Дecять кaпeль дoждя нa плeчe y тeбя,
дecять кaпeль любви, дecять кaпeль oгня».
(Танцы Минус)
* * *
Герман, органично нарисовался на моем пороге, с которого едва исчез Митька, без усилий вернул себе свои законные позиции, заботливо сравнял самые глубокие борозды, оставленные будущим капитаном на моей тонкой душевной организации, и окутал меня своим неземным покоем. Когда я опомнилась «в поисках Свана», оказалось, что со дня начала его экспедиции прошло четырнадцать лет.

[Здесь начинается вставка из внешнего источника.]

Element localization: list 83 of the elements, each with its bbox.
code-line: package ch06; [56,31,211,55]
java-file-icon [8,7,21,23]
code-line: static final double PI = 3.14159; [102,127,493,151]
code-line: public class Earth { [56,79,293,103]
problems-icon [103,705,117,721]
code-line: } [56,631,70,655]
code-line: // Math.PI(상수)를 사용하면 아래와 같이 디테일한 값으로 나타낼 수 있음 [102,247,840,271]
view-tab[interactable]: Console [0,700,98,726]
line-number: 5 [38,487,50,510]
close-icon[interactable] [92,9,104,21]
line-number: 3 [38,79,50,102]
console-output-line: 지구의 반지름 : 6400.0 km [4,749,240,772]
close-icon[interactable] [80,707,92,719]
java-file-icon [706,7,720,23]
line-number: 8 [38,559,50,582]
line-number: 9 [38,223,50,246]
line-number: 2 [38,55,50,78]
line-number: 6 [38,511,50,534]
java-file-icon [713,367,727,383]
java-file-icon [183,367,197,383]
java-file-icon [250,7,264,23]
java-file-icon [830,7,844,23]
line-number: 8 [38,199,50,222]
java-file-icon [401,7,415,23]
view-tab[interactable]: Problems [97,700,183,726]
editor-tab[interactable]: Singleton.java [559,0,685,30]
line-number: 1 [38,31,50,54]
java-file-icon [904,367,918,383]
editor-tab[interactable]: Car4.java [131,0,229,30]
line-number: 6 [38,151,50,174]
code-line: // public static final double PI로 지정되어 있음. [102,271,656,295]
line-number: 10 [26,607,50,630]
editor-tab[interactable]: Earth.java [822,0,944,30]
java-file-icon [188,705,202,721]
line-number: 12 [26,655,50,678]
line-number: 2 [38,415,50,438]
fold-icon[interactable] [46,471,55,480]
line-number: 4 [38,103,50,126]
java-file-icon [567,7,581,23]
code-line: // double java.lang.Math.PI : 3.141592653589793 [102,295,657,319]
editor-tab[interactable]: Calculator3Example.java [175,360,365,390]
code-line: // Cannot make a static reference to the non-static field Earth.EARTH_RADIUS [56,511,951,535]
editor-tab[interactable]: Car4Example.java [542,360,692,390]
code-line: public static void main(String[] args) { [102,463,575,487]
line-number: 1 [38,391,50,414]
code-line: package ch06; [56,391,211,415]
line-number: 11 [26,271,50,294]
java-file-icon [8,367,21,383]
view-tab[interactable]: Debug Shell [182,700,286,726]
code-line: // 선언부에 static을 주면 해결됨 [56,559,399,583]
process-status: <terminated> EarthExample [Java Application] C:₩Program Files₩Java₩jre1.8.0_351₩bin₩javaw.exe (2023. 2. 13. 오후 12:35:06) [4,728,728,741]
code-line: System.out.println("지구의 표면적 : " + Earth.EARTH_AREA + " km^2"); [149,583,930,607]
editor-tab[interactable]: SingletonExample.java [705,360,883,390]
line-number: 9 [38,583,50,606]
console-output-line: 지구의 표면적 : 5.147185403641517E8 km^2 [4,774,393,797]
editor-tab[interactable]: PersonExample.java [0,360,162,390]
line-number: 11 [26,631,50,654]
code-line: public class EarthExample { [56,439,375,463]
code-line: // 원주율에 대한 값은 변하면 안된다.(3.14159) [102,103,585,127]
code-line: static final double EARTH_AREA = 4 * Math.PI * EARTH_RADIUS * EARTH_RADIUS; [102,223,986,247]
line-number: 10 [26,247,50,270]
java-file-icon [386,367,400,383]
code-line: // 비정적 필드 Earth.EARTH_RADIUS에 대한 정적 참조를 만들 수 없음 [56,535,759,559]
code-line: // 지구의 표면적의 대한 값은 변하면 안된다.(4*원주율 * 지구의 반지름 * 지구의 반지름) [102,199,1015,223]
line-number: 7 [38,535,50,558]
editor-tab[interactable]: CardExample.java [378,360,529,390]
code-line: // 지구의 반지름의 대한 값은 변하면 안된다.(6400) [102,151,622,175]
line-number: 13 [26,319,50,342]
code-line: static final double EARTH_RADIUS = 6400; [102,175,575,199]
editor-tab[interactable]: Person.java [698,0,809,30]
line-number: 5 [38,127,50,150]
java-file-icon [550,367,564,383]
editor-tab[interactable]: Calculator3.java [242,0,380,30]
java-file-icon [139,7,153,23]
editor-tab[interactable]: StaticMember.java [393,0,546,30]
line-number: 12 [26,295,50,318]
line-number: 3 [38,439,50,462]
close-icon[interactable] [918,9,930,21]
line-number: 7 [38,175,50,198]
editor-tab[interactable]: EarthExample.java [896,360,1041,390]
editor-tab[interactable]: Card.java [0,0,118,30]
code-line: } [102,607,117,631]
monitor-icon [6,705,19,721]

Я как раз тогда путалась в кладовке с ожидавшими красной дорожки героями, переставляла их с места на место, обещала, что скоро вернусь. Митькина надменность стояла чуть в стороне, за торцом высокого стеллажа, около стопки моей журнальной писанины, которую я зачем-то все ещё хранила. Она бросила на меня понимающий взгляд, и мне ничего не оставалось, как тут же найти его в запрещённой соцсети, чтобы вернуть его ненадолго в свой эфир.
Капитан привычно просматривал ленту раз в неделю. Был высокий сезон, когда сложно урвать свободную минутку. Мужчина любил своего белоснежного дромадера (так он называл лодку), следил, чтобы на нем все было, как положено, поэтому перепроверял все дважды, чтобы на штормящей вахте не гадать на русской рулетке: вернёт он туристов домой или все лягут на дно морское.